Mixed-precision iterative refinement for low-rank Lyapunov equations
This work provides an algorithmic framework to accelerate Lyapunov solvers using low-precision hardware, benefiting applications in control theory and model reduction.
The authors develop a mixed-precision iterative refinement framework for low-rank Lyapunov equations, showing that reduced precisions (e.g., half precision) can be used efficiently for condition numbers up to 1/u_s without compromising solution quality.

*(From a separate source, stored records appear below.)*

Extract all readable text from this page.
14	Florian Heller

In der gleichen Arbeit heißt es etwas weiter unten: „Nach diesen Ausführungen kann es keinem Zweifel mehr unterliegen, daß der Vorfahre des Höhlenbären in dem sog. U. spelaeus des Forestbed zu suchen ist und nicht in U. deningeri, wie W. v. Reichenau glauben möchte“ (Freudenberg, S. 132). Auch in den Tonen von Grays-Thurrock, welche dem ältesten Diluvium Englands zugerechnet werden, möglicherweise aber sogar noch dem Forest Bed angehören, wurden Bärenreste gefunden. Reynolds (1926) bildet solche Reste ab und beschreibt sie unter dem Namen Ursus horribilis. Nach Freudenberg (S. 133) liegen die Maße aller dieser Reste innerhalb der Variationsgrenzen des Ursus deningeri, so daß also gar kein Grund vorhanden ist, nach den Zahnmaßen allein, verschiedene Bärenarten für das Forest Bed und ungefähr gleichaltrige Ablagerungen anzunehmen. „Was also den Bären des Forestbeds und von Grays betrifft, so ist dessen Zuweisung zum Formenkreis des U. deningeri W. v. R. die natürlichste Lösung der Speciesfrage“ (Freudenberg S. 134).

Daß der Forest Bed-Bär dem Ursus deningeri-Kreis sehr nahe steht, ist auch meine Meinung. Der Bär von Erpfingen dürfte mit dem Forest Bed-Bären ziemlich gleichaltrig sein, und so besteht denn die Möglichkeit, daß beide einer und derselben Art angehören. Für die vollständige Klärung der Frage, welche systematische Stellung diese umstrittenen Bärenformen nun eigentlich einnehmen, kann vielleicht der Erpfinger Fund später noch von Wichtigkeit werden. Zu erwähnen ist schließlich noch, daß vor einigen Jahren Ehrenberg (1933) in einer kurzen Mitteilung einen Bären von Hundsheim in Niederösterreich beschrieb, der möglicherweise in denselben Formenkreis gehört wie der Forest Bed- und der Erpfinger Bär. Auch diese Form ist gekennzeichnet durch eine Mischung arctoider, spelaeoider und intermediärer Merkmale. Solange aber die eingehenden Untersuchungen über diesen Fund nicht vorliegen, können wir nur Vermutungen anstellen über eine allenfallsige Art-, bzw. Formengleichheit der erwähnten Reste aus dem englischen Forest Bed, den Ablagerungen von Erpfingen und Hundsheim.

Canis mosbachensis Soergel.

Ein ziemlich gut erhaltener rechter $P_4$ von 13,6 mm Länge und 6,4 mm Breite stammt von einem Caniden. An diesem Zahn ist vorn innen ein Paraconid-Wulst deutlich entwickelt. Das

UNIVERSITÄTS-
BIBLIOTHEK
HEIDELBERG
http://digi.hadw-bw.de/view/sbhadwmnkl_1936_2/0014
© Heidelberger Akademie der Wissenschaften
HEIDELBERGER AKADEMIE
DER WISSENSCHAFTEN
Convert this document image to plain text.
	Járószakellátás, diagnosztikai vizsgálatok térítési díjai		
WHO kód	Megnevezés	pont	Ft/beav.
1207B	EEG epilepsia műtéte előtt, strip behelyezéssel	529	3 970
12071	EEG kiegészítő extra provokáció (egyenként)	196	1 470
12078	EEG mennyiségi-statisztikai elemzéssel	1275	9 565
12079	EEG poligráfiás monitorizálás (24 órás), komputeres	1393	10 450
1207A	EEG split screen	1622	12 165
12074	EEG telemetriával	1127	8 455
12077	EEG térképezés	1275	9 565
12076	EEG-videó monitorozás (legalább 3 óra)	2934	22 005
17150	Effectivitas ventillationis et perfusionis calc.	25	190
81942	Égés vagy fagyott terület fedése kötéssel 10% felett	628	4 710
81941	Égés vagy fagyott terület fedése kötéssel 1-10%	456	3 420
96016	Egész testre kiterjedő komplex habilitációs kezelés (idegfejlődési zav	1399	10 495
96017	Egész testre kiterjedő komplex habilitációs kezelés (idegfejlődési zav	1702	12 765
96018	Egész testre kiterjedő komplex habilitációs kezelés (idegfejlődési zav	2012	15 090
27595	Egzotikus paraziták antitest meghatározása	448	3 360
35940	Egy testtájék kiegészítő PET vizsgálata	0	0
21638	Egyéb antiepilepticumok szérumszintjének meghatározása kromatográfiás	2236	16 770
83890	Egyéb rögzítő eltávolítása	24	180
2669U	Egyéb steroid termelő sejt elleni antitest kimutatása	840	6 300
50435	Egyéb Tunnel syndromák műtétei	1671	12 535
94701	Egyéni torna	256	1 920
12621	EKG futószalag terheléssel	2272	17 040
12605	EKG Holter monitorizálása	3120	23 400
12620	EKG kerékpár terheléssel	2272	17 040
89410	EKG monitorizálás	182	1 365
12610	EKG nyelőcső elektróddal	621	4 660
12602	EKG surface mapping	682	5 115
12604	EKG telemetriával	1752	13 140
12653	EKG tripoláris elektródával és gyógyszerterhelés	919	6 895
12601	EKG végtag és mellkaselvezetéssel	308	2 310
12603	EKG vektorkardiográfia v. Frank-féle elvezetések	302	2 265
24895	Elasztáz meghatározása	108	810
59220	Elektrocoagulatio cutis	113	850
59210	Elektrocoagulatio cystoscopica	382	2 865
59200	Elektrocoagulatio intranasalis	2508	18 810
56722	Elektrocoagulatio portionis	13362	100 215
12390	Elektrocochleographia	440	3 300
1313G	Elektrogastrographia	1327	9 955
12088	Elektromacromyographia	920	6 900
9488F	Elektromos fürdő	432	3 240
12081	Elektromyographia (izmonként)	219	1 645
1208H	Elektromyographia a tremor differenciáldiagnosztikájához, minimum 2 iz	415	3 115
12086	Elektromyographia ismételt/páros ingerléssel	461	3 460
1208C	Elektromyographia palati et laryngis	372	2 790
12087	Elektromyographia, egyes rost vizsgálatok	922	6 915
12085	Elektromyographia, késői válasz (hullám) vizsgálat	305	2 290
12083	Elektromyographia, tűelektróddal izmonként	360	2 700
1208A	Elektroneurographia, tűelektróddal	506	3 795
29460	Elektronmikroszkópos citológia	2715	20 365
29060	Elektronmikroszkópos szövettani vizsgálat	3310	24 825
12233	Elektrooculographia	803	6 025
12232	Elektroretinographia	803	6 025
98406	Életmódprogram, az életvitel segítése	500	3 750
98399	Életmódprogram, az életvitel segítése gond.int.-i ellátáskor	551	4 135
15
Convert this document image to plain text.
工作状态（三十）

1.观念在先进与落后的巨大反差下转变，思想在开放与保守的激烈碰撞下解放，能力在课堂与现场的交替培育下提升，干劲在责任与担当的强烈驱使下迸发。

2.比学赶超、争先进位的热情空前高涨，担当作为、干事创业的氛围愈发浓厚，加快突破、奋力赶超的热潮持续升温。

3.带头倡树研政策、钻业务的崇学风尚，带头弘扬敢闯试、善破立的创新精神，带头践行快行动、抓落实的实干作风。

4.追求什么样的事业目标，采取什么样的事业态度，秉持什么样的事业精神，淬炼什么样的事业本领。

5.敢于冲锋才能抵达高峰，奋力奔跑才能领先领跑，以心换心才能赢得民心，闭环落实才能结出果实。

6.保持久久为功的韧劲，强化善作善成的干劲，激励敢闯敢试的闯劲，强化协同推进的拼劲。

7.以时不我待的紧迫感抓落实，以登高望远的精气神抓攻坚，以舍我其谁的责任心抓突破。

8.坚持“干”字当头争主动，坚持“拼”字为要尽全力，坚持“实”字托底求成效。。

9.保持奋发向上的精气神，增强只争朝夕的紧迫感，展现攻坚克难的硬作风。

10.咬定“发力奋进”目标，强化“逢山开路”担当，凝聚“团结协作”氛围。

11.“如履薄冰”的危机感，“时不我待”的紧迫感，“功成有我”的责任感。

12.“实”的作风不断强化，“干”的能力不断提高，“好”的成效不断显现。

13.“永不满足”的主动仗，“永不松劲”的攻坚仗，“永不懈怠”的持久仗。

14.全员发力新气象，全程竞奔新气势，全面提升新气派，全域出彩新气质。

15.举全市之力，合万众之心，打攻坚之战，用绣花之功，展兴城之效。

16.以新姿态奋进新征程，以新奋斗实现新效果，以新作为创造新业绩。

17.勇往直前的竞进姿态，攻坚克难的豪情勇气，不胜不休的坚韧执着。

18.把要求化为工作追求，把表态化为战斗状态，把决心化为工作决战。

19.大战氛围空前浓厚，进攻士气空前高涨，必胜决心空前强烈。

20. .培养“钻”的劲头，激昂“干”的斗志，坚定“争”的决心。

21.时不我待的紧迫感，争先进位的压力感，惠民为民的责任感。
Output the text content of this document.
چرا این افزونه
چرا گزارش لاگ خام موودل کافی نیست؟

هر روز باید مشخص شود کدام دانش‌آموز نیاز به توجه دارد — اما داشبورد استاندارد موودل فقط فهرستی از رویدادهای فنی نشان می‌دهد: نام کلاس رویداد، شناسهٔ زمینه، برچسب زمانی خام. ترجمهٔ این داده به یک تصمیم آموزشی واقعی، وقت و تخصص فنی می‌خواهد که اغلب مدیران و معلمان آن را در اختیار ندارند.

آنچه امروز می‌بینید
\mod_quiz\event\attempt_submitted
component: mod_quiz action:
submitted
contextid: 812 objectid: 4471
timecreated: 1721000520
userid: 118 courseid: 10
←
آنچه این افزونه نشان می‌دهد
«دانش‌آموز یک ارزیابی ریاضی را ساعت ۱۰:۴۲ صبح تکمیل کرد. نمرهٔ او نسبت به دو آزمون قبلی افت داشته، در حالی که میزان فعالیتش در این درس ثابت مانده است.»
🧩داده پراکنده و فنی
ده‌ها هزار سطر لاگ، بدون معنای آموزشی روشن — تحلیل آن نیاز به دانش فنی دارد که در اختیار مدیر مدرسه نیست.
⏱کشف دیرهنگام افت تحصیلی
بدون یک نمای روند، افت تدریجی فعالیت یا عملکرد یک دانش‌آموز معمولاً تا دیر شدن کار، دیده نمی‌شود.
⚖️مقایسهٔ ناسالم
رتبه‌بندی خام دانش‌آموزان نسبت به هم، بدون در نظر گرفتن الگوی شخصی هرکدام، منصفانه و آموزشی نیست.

We develop a mixed-precision iterative refinement framework for solving low-rank Lyapunov matrix equations $AX + XA^T + W =0$, where $W=LL^T$ or $W=LSL^T$. Via rounding error analysis of the algorithms we derive sufficient conditions for the attainable normwise residuals in different precision settings and show how the algorithmic parameters should be chosen. These conditions are independent of the choice of inner solver, provided that the prescribed residual accuracy is attained in the inner solves. Using the sign-function Newton iteration as the solver, we demonstrate that reduced precisions, such as half precision with unit roundoff $u_s$, can be used efficiently for Lyapunov equations with condition numbers of order $1/u_s$ without compromising the attainable solution quality. This provides an algorithmic framework towards exploiting native low-precision hardware to accelerate Lyapunov solvers without sacrificing accuracy.